4. Items whose history deserializes successfully are processed normally by the replay engine.

**After draining:** Revert `supported_replay_versions` to `None` (the default) or the
appropriate range for your cluster.

> **Note:** This approach is safe because items with truly incompatible history fail at
> provider-level deserialization — they never reach the replay engine and are never silently
> replayed with incorrect semantics. The items remain in the queue with escalating
> `attempt_count` but are functionally drained (permanently erroring on every fetch).

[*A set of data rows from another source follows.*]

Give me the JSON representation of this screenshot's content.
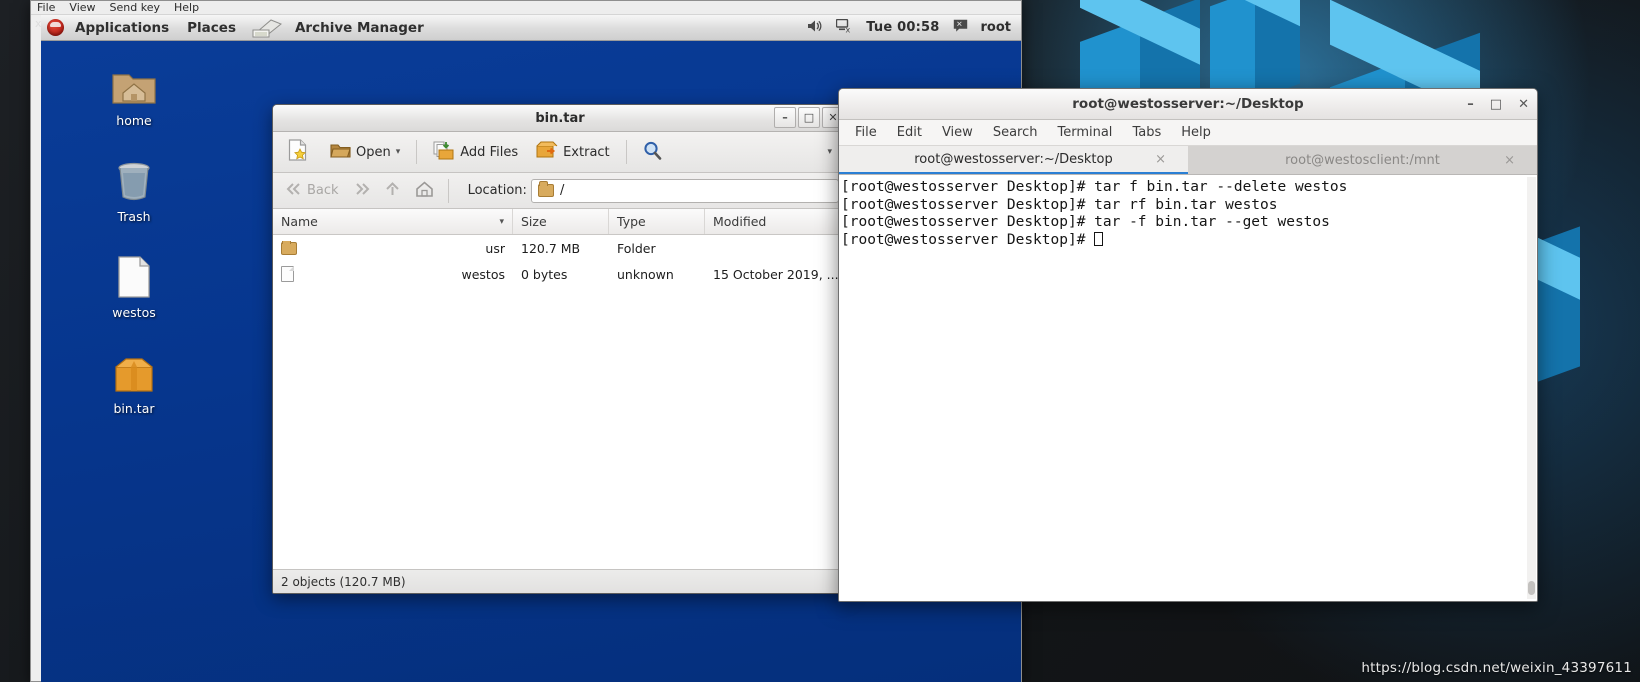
{
  "vm_window": {
    "menu_items": [
      "File",
      "View",
      "Send key",
      "Help"
    ],
    "close_label": "x"
  },
  "panel": {
    "logo": "redhat-logo",
    "applications": "Applications",
    "places": "Places",
    "active_app": "Archive Manager",
    "volume_icon": "volume-icon",
    "network_icon": "network-disconnected-icon",
    "clock": "Tue 00:58",
    "user_icon": "user-status-icon",
    "user": "root"
  },
  "desktop_icons": [
    {
      "name": "home",
      "icon": "home-folder-icon"
    },
    {
      "name": "Trash",
      "icon": "trash-icon"
    },
    {
      "name": "westos",
      "icon": "text-file-icon"
    },
    {
      "name": "bin.tar",
      "icon": "archive-icon"
    }
  ],
  "archive_manager": {
    "title": "bin.tar",
    "window_buttons": {
      "minimize": "–",
      "maximize": "□",
      "close": "✕"
    },
    "toolbar": {
      "new_label": "",
      "new_icon": "new-archive-icon",
      "open_label": "Open",
      "open_icon": "open-folder-icon",
      "open_caret": "▾",
      "add_files_label": "Add Files",
      "add_files_icon": "add-files-icon",
      "extract_label": "Extract",
      "extract_icon": "extract-icon",
      "search_icon": "search-icon",
      "menu_caret": "▾"
    },
    "locationbar": {
      "back_label": "Back",
      "back_icon": "back-arrow-icon",
      "forward_icon": "forward-arrow-icon",
      "up_icon": "up-arrow-icon",
      "home_icon": "home-icon",
      "location_label": "Location:",
      "location_value": "/",
      "location_icon": "folder-icon"
    },
    "columns": [
      "Name",
      "Size",
      "Type",
      "Modified"
    ],
    "sort_caret": "▾",
    "rows": [
      {
        "icon": "folder-icon",
        "name": "usr",
        "size": "120.7 MB",
        "type": "Folder",
        "modified": ""
      },
      {
        "icon": "file-icon",
        "name": "westos",
        "size": "0 bytes",
        "type": "unknown",
        "modified": "15 October 2019, ..."
      }
    ],
    "status": "2 objects (120.7 MB)"
  },
  "terminal": {
    "title": "root@westosserver:~/Desktop",
    "window_buttons": {
      "minimize": "–",
      "maximize": "□",
      "close": "✕"
    },
    "menu": [
      "File",
      "Edit",
      "View",
      "Search",
      "Terminal",
      "Tabs",
      "Help"
    ],
    "tabs": [
      {
        "label": "root@westosserver:~/Desktop",
        "active": true,
        "close": "×"
      },
      {
        "label": "root@westosclient:/mnt",
        "active": false,
        "close": "×"
      }
    ],
    "prompt": "[root@westosserver Desktop]# ",
    "lines": [
      "[root@westosserver Desktop]# tar f bin.tar --delete westos",
      "[root@westosserver Desktop]# tar rf bin.tar westos",
      "[root@westosserver Desktop]# tar -f bin.tar --get westos"
    ],
    "last_prompt": "[root@westosserver Desktop]# "
  },
  "watermark": "https://blog.csdn.net/weixin_43397611",
  "colors": {
    "desktop_blue": "#06368e",
    "panel_bg": "#dcdcdc",
    "tab_accent": "#2a7fd4",
    "terminal_bg": "#ffffff",
    "terminal_fg": "#151515"
  }
}
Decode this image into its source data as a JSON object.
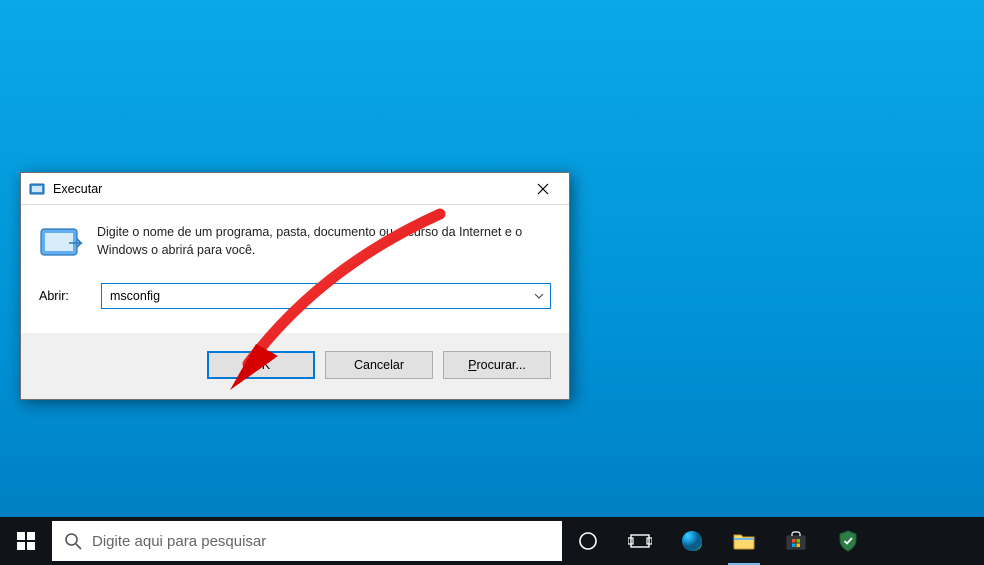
{
  "dialog": {
    "title": "Executar",
    "message": "Digite o nome de um programa, pasta, documento ou recurso da Internet e o Windows o abrirá para você.",
    "open_label": "Abrir:",
    "input_value": "msconfig",
    "buttons": {
      "ok": "OK",
      "cancel": "Cancelar",
      "browse": "Procurar..."
    }
  },
  "taskbar": {
    "search_placeholder": "Digite aqui para pesquisar"
  }
}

> **Current limitation:** The drain mechanism relies entirely on serde deserialization
> failures for unknown `EventKind` variants. There is no runtime-level replay engine version
> check — the `supported_replay_versions` range controls only which items are fetched, not
> whether the replay engine can actually process them. If a future version introduces
> semantic changes without adding new event types (i.e., history still deserializes but
> replay behavior differs), the wide-range approach would not catch this. A built-in
> replay-engine compatibility check may be added in a future phase.

---

## See Also

- [Migration Guide](migration-guide.md) - For major version migrations
- [Continue As New Semantics](continue-as-new.md) - Deep dive into CAN behavior
- [ORCHESTRATION-GUIDE.md](ORCHESTRATION-GUIDE.md) - Complete orchestration reference

### Rolling Upgrades with Session Activities

Session-bound activities are pinned to the owning worker until the session unpins.
During rolling upgrades, ensure session activity handlers are registered on all workers
before orchestrations schedule activities on sessions. If a session activity is not
registered on the owning worker, it will poison after `max_attempts` backoff cycles
rather than failing over to an upgraded worker.